The standard rate is 12%, which applies to both B2B and B2C SaaS transactions.
Transaction Type | VAT Rate |
|---|---|
B2B SaaS (resident business) | 12% |
B2C SaaS (resident business) | 12% |
B2B SaaS (non-resident business selling to Guatemalan consumers) | 12% |
B2C SaaS (non-resident business selling to Guatemalan consumers) | 12% |
Exports (goods or services leaving Guatemala) | 0% (zero-rated) |
B2B Cross-border imports (buyer in Guatemala, seller unregistered abroad) | Buyer self-assesses via reverse charge |
Domestic B2B and B2C transactions: The seller charges 12% VAT and remits it to SAT.
Exports: Zero-rated at 0%. Note that the destination country's VAT may still apply.
B2B cross-border imports (reverse charge): If the foreign seller is not registered in Guatemala, the Guatemala-based buyer is responsible for self-assessing and remitting the VAT.
Non-profit organizations: VAT applies unless the non-profit provides a VAT exemption certificate issued by SAT.
No Digital Services Tax (DST): Guatemala does not impose a separate Digital Services Tax.
No tax holidays: Guatemala does not offer any VAT holidays.
If the buyer provides a valid VAT ID (NIT), the transaction is treated as B2B. If no VAT ID is provided, it is treated as B2C.

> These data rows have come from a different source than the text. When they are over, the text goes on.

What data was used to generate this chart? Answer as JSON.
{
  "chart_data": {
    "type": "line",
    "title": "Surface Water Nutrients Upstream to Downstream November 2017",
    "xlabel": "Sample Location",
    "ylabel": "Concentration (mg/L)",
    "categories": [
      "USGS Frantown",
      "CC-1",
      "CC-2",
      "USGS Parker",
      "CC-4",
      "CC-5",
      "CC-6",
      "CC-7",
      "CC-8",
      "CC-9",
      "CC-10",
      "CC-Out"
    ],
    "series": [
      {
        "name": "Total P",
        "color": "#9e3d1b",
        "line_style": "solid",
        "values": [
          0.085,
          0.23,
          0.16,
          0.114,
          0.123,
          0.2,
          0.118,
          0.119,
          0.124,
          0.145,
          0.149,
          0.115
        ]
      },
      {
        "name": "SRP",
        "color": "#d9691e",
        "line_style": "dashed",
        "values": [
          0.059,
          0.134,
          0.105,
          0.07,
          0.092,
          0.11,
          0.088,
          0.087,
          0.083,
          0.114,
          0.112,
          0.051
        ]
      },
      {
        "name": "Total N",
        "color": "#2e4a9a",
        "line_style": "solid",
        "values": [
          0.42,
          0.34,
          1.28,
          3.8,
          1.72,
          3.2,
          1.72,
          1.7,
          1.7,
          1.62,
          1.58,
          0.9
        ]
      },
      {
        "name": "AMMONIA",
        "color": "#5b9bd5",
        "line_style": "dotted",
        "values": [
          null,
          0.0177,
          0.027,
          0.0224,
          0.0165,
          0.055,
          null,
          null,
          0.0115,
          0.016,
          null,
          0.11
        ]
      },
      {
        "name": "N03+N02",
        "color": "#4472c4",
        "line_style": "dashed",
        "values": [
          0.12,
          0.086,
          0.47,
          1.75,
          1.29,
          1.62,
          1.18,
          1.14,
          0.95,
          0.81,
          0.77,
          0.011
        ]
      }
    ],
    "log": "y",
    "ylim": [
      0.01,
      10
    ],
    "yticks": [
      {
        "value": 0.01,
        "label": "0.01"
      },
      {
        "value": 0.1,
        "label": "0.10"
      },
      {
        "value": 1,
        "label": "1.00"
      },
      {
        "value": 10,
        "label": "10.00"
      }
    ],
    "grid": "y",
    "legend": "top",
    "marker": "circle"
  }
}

Reverse charge is a VAT mechanism where the registered buyer, rather than the seller, is responsible for accounting for and paying the VAT. The seller does not charge VAT on the invoice. Instead, the buyer self-assesses the tax in their own VAT return and may claim input tax credit if eligible. In Guatemala, reverse charge applies when an unregistered foreign seller supplies services to a VAT-registered Guatemalan business.